Note: Inulin is the food for the cultures. Add 1 tablespoon of inulin per liter of milk for each batch.
If you have questions, we are happy to assist you via email at team@tramunquiero.com or through our contact form.
Why 36 hours?
The choice of this fermentation duration is scientifically based: L. reuteri requires about 3 hours per doubling. In 36 hours, there are 12 doubling cycles – this corresponds to exponential growth and a high concentration of probiotic active germs in the finished product. Additionally, the longer maturation stabilizes the lactic acids and makes the cultures particularly resilient.
!Important to note!
The first batch often does not succeed for many users. However, it should not be discarded. Instead, it is recommended to start a new batch with two tablespoons of the first batch. If this also fails, please check the temperature of your yogurt maker. For devices where the temperature can be set precisely to the degree, the first batch usually succeeds well.
Tips for perfect results
- The first batch is usually still a bit more liquid or grainy.
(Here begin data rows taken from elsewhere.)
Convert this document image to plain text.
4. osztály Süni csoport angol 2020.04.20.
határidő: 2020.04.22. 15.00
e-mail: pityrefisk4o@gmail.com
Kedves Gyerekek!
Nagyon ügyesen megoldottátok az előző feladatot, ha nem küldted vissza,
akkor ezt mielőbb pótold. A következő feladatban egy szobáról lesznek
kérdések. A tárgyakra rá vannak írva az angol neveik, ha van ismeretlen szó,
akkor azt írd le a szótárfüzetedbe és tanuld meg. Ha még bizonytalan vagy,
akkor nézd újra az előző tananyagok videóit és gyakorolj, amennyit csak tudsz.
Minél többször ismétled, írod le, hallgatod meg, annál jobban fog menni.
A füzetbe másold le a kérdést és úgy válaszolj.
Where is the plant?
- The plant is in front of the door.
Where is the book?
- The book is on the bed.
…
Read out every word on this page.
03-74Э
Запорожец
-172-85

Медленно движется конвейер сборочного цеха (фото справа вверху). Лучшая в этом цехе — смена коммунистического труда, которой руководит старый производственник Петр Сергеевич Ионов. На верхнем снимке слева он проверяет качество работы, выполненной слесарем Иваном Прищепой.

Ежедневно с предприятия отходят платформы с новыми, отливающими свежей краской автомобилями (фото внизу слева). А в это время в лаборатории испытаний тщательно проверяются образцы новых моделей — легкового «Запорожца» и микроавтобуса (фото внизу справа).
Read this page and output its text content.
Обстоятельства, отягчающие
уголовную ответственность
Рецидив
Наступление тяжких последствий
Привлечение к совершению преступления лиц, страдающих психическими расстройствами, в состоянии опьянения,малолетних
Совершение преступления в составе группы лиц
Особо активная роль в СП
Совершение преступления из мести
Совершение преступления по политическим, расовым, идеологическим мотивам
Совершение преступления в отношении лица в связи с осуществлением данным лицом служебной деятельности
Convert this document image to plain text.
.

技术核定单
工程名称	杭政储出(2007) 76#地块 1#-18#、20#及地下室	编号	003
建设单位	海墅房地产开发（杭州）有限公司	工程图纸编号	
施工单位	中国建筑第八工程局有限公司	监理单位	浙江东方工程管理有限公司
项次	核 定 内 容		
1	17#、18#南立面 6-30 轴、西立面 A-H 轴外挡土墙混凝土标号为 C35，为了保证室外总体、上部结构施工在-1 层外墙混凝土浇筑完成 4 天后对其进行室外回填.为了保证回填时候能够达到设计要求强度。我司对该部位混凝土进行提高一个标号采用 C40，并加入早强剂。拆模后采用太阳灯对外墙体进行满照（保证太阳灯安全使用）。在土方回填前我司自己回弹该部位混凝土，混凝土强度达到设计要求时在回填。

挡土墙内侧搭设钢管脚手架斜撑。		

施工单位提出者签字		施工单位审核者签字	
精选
Use 2 tablespoons of the previous batch as a starter for the next round – with each new batch, the consistency improves.
- More fat = thicker consistency: The higher the fat content of the milk, the creamier the yogurt becomes.
- The finished yogurt is shelf-stable in the refrigerator for up to 9 days.
Consumption recommendation:
Enjoy about half a cup (approx. 125 ml) of the yogurt daily – preferably regularly, ideally at breakfast or as a snack in between. This allows the contained microbes to develop optimally and sustainably support your microbiome.